Crypto news

02.07.2026
08:57

Market Analysis: Key Factors in Cryptocurrency Account Funding and Their Impact on Liquidity

In recent days, there has been a steady trend of increasing deposit volumes on major centralized exchanges. This signals the return of retail and institutional investors, who appear to be preparing for an active phase of trading.

The average deposit size has grown by 12% compared to the previous week, indicating confidence among large players in the current market conditions. Particularly notable is the inflow of funds in stablecoins — USDT and USDC — which traditionally precedes increased volatility in altcoins.

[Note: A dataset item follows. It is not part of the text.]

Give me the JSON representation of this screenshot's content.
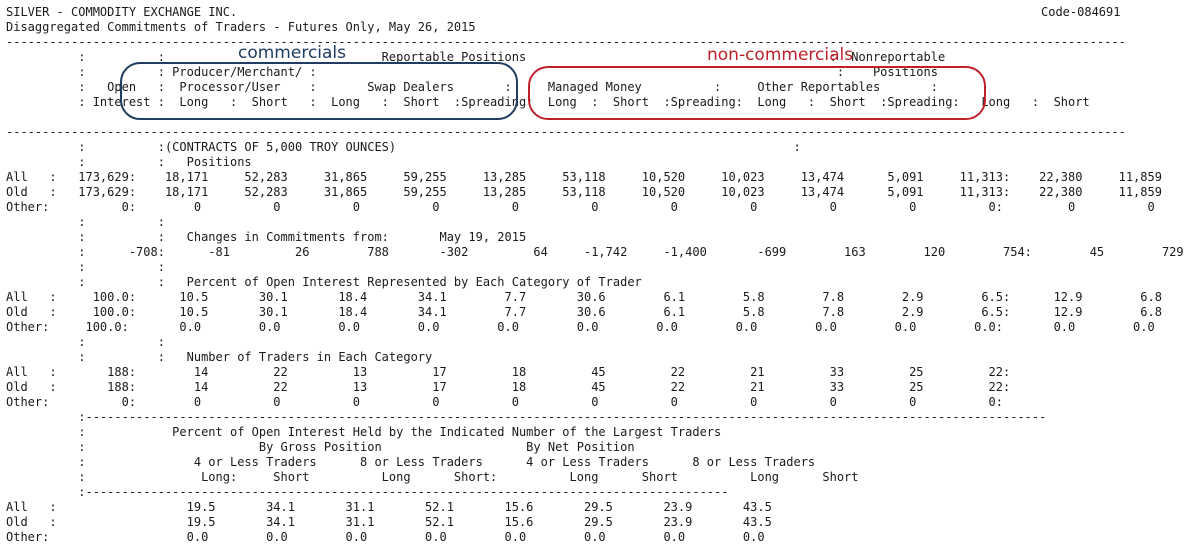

Analyzing on-chain data, we see that most deposits come from cold wallets rather than exchange addresses. This suggests that long-term holders are gradually unlocking their assets, either taking profits or preparing for new entries into positions.

Technical Perspective on Liquidity

Depositing funds directly increases the depth of the order book, reducing slippage in large trades. For traders, this means more efficient order execution and smaller losses on spreads. However, an excessive inflow of liquidity can create a false sense of stability — it is important to monitor the ratio of deposit and withdrawal volumes.

My professional conclusion: the current deposit dynamics are positive, but without a clear catalyst (such as ETF approval or a significant halving), this inflow could quickly dry up. I recommend paying attention to the Exchange Inflow Volume metric — if it exceeds the daily average by 30% for three consecutive days, it would be a bearish signal, indicating possible profit-taking.